Malala colocou o seu indicador direito (o dedo das segundas-feiras) numa pequena plataforma. Desta saiu uma pequena agulha que invadiu Malala e recolheu uma gota de sangue. Logo de seguida foi colocado no local um anestésico local e Malala deixou de sentir a saborosa picada. Um novo temporizador apareceu no monitor e os 5, 4, 3, 2,1 segundos passaram lentamente!

A máquina escreveu sobre si mesma: «Valores sanguíneos da medicação em doses terapêuticas. Pode tomar a sua medicação. Obrigado pela moderação. Bom dia.»

A pequena e transparente gaveta que continha o comprimido abriu e Malala devorou o comprimido num só movimento.

 

O Sol já fez grande parte do seu arco no céu e Malala não se lavou, nem se vestiu, nem fez grande coisa de forma ativa, como entidade pensadora que é. Trinta e três vezes passou pela casa de banho e desejou que os números no monitor da ampulheta descessem mais rapidamente. O número 33 não vem só da minha omnisciência, Malala também os contou. Ela contou as vezes que foi visitar a ampulheta (7 naquele dia), as vezes que se contentou com um simples olhar (26 naquele dia). As suas vitórias, quando quer ir olhar para a ampulheta de comprimidos e decide, após uma batalha consigo própria, não ir (10; hoje foi um dia bom).

Há cerca de uma semana que anda nisto; quando seu pai estava aqui não tinha liberdade de tantas visitas à ampulheta, quando o número subia ele chateava-se com ela e dizia que ela devia querer viver com mais força; como se fosse assim tão fácil! Talvez sinal de melhorias, ontem adicionou uma nova contagem: vezes que decide não ir ver mas conta somente a vitória como parcial pois, aquando da batalha, confirma as horas e como ainda falta muito tempo, decide não ir ver a ampulheta (hoje já foram 5).
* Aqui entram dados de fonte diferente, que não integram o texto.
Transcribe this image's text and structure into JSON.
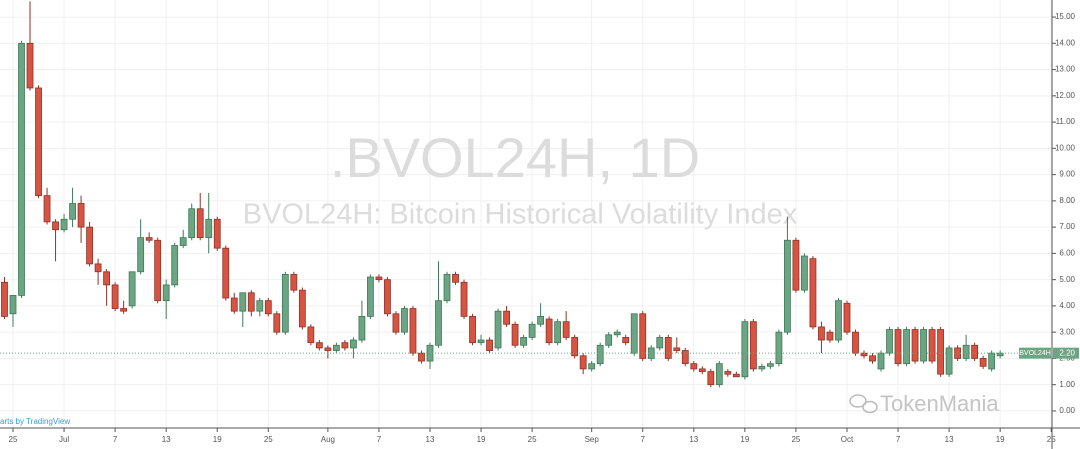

No meio destas contas ela vai pensando em pessoas que conheceu ao longo da sua vida… coisas e sítios e experiências e sensações… Estava principalmente presa nas coisas, nos milhares de itens que possuía no seu enorme apartamento, atualmente a sua prisão domiciliária. Foi à porta e olhou para o corredor pelo olho mágico e voltou para o seu quarto, com uma decisão algo momentânea, mas enorme e profunda – ia dar volta a esta situação!

Pegou no seu tablet e iniciou uma aplicação. Foi apontando numa lista as coisas que foi dizendo em voz alta. Passou uma semana a catalogar tudo o que possuía, com listas correlacionadas e temáticas - tudo que ia e tudo que ia ficar.

A 3 dias da psiquiatra a visitar já tinha tudo empacotado nas caixas que o pai lhe trouxe. Os dois passaram dois dias a empacotar e a falar sobre melancólicos objetos que, na realidade, de melancólicos apenas tinham as memórias que despoletavam.

 

Chegada a psiquiatra, esta ficou algo assustada com a montanha de caixas, mas quando viu que a ampulheta estava atrás de imensas coisas sem ninguém lhe prestar atenção, sorriu!